The fits are not too bad—this simple model seems to represent the thermal behavior of the resistors fairly well.

The 100W resistor, as expected, has a very high thermal mass and fairly low thermal resistance. It heats up and cools down slowly. With a low power input (8% of rated power), the equilibrium surface temperature is still quite low, only about 76°C—well below the 240°C melting temperature of styrofoam. Even with a 12V supply the temperature would only get up to (12V*12V/10Ω)*6.38°C/W + 25°C=117°C.

The 8.2Ω 50W resistor has a lower thermal mass but a higher thermal resistance than the 100W resistor. It heats up much faster, and cools down somewhat faster than the 100W resistor. It is being run at about 20% of the rated power, and it is supposed to be able to be run at up to 40% of rated power (20W) without a heat sink.

The 1.8Ω 50W resistor has similar thermal characteristics to the 8.2Ω 50W resistor (it is the same package in the same series), but because the power is much higher 86% of rated power, it heats up very fast and would exceed the temperature specs for the resistor if left on for more than a couple of minutes.

Adding a large heatsink would increase the thermal mass and decrease the thermal resistance of any of the resistors. If I want to use the 1.8Ω resistor, I will definitely need a heatsink! I can run the 8.2Ω resistor without a heatsink at 9V, but at 12V it would get up to 230°C, too close to the melting point of styrofoam.

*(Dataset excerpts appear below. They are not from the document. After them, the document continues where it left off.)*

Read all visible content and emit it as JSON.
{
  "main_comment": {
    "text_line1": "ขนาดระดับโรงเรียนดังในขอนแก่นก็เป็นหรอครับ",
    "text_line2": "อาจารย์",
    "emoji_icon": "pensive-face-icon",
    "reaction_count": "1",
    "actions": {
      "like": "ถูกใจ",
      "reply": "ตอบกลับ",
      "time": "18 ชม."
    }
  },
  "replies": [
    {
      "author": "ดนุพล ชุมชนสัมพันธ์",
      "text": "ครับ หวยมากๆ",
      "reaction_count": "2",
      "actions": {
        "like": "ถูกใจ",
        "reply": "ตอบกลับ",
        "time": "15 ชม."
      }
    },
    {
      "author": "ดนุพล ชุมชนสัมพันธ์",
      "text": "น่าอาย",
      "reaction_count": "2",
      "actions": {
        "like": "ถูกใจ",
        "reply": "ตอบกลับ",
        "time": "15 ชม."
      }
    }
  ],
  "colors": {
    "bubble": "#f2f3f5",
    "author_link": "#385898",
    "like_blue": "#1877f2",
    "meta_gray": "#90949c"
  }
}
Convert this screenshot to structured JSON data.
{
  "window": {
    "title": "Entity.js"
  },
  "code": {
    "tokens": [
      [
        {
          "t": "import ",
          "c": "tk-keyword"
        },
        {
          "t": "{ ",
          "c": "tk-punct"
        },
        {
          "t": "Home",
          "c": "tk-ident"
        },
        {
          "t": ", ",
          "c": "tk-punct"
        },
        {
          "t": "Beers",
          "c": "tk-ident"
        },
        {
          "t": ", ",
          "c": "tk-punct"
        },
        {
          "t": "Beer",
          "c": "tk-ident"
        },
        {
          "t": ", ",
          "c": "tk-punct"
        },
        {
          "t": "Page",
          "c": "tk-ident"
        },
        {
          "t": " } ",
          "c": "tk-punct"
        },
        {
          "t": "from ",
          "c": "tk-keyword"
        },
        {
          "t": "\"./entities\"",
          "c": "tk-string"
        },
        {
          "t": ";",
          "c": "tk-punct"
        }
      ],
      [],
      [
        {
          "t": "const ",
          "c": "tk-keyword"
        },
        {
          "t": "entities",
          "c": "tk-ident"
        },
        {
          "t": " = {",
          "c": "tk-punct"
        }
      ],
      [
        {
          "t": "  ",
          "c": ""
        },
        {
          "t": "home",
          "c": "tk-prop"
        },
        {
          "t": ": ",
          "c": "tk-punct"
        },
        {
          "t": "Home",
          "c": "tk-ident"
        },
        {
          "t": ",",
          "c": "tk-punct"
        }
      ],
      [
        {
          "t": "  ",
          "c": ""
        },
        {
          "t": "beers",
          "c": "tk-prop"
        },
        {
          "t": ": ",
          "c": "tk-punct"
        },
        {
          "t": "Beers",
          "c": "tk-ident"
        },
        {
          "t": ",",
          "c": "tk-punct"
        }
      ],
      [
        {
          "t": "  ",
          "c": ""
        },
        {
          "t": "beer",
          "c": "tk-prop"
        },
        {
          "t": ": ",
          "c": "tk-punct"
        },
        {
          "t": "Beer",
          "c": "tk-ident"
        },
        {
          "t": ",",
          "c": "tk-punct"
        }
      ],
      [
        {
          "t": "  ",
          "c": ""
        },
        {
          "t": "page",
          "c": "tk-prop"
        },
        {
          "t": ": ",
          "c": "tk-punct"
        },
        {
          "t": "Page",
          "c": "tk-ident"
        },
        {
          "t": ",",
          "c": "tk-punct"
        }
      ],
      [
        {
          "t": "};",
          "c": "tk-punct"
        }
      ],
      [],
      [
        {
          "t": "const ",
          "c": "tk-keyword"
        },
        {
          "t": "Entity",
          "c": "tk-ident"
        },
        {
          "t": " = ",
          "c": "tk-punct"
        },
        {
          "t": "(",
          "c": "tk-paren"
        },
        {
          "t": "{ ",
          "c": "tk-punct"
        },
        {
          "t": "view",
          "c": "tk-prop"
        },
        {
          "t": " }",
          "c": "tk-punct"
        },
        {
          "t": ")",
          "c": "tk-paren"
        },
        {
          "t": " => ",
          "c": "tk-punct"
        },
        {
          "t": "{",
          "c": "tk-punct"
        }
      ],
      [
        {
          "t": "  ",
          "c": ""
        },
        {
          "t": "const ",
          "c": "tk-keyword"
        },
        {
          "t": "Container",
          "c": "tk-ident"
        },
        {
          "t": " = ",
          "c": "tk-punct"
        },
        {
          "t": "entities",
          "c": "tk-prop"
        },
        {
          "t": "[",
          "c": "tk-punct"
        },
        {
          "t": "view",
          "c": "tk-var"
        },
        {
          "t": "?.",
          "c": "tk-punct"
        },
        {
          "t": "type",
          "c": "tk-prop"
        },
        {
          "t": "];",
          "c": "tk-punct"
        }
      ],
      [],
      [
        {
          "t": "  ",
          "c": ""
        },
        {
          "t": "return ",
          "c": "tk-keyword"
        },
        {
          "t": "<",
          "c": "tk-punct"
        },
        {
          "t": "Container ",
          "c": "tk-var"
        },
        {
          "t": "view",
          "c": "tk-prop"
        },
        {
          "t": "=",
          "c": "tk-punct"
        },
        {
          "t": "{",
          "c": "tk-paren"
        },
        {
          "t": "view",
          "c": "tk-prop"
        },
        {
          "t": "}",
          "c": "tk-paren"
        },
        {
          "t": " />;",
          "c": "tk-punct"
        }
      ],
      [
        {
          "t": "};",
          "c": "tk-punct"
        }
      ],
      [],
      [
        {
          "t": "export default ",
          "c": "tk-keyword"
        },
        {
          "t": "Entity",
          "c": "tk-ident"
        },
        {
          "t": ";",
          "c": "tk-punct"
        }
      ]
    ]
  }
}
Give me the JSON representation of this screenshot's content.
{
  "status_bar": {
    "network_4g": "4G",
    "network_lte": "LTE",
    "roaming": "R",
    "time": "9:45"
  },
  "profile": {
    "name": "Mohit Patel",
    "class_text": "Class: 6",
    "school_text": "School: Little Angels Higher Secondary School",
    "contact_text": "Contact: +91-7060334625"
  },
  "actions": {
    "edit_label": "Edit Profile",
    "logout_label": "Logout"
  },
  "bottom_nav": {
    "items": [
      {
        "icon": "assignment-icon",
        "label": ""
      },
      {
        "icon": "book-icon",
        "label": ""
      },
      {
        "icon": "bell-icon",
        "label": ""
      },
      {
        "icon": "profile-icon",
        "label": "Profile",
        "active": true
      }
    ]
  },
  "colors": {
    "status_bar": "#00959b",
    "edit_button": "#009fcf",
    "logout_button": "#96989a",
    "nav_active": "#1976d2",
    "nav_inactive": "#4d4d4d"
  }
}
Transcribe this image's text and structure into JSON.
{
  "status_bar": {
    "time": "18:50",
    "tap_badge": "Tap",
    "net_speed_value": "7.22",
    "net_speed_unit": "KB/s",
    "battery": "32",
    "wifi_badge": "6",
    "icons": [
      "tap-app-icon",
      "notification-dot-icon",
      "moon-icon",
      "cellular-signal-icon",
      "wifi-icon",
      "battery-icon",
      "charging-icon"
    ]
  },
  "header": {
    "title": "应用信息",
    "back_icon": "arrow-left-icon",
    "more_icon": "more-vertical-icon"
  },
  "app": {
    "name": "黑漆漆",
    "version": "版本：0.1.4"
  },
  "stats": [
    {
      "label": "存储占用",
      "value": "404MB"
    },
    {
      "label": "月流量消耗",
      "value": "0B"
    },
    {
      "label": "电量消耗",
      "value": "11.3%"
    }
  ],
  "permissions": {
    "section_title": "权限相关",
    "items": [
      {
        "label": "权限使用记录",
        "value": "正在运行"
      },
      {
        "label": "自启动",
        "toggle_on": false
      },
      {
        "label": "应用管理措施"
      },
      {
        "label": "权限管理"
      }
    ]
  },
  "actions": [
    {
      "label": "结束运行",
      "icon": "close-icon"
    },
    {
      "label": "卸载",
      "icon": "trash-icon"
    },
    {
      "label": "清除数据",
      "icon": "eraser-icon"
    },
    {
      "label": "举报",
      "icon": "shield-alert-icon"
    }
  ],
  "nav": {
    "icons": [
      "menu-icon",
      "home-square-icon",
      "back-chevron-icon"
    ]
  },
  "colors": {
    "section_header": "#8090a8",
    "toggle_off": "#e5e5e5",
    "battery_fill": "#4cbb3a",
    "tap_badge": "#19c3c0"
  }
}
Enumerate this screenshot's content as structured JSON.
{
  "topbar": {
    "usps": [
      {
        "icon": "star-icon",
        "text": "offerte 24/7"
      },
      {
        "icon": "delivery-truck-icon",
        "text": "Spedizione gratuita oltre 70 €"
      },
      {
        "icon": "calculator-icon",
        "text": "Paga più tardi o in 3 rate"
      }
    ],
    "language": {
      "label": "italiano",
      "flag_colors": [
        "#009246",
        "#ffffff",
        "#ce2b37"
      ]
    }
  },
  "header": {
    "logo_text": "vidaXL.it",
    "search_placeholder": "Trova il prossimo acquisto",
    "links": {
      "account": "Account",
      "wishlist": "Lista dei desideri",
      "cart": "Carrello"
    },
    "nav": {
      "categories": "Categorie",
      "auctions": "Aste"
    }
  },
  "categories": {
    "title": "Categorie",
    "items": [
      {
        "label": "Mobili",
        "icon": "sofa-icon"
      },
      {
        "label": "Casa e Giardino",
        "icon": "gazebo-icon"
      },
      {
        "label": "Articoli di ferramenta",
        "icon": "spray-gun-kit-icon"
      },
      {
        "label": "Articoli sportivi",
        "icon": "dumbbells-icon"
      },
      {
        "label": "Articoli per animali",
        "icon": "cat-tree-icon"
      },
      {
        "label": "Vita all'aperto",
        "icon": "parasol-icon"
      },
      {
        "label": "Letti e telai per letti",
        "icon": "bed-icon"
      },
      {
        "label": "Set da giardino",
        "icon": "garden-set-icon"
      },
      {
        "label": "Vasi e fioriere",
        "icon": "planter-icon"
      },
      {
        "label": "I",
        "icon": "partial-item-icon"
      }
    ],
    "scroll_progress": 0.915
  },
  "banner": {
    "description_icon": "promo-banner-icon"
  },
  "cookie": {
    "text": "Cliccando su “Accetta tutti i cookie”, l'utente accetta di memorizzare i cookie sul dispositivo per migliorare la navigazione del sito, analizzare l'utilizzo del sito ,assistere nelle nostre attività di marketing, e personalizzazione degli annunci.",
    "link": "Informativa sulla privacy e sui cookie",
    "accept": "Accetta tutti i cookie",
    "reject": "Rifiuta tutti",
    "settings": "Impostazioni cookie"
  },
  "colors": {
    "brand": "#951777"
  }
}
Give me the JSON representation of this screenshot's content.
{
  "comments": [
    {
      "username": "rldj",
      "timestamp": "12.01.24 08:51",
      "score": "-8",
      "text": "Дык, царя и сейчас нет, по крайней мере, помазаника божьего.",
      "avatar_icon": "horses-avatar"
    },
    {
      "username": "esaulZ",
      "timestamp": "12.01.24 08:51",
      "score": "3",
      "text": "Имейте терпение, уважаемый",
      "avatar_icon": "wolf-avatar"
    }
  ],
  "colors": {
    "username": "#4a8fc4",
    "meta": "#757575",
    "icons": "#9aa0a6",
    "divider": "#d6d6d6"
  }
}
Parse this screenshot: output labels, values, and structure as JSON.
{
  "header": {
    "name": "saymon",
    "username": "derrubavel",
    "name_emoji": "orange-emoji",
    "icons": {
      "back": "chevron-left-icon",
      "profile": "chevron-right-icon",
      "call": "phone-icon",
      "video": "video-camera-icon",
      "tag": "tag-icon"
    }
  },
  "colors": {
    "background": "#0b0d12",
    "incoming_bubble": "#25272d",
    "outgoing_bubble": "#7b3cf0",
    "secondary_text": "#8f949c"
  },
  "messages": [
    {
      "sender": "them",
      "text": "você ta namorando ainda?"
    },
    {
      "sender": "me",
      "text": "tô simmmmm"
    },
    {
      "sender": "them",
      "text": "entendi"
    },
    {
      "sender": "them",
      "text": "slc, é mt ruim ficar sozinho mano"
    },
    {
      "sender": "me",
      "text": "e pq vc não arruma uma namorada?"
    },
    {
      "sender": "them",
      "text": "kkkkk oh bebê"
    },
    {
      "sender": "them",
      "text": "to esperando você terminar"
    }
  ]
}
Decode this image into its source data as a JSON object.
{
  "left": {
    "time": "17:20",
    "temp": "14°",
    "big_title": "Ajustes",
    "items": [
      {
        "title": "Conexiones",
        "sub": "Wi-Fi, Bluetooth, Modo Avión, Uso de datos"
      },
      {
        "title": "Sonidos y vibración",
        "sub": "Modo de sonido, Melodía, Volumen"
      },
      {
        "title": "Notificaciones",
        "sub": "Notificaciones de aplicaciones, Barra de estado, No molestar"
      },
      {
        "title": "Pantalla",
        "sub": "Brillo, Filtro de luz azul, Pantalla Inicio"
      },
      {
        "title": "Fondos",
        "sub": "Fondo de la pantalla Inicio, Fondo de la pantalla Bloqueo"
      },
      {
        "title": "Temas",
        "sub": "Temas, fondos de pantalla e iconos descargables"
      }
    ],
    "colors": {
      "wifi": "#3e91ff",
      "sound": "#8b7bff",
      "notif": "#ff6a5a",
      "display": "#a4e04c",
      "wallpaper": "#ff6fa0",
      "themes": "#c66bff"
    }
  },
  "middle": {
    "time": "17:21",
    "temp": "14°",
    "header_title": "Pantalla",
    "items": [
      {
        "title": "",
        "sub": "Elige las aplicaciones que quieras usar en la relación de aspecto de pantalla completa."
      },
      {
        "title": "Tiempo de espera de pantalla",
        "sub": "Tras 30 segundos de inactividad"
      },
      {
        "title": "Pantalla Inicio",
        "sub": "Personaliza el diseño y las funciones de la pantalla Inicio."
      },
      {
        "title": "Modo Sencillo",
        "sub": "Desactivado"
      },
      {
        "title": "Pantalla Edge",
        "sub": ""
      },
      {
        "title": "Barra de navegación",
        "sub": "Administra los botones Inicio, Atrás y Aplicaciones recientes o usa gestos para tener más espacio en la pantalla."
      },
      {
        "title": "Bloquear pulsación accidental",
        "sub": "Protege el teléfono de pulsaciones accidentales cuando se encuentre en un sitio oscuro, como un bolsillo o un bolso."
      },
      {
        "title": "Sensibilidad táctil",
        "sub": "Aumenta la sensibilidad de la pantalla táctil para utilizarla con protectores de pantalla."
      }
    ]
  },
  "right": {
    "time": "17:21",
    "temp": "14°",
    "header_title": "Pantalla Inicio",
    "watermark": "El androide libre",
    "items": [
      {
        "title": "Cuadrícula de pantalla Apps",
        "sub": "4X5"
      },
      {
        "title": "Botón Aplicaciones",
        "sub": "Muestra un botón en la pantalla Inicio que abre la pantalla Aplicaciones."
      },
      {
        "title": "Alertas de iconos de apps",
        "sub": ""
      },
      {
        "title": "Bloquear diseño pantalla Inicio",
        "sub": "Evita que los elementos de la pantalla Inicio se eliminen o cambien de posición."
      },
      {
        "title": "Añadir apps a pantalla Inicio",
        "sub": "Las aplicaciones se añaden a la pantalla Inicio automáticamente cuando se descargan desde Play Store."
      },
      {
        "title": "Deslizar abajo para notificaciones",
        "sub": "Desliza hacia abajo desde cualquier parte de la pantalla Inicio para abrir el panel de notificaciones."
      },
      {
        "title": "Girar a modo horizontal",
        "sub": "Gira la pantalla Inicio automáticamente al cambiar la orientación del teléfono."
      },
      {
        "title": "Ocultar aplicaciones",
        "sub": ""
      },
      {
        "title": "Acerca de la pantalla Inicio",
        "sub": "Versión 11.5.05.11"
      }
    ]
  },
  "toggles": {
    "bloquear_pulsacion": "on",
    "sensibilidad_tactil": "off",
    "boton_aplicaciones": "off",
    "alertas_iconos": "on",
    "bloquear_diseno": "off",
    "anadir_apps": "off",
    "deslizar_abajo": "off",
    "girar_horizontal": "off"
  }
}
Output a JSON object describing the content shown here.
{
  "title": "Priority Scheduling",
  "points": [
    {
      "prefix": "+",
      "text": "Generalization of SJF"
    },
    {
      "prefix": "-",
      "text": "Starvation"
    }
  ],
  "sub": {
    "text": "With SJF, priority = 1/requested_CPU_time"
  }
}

The 10Ω 100W resistor could be used safely even at 12V. I’ll try adding a 6″×12″ sheet of 0.063″ thick aluminum.  According to the Wikipedia article on heat capacity, the specific heat capacity of aluminum is about 2.422 J/°K/cm3, so the sheet should add a thermal mass of about 180 J/°C, but computing the thermal resistance is complicated, so I’ll just measure the temperature rise and fit the model.  Even if the heat dissipation were not increased (very unlikely), the greater thermal mass and resulting 7× slower response will make measurements easier and less likely to result in overheating the 1.8Ω resistor.

I’ve now tested that my power supply is capable of delivering 8.84V/1.81Ω = 4.88A. I still need to put the 1.8Ω and 8.2Ω resistors in parallel and see if I can get 6A from the power supply. The output impedance of the power supply seems to be about 78mΩ, given how much voltage drop there is with increasing current. Most of that may be the wiring from the power supplies to the resistor, as the power supply senses the voltage as it leaves the power supply, before the IR drop of the wiring.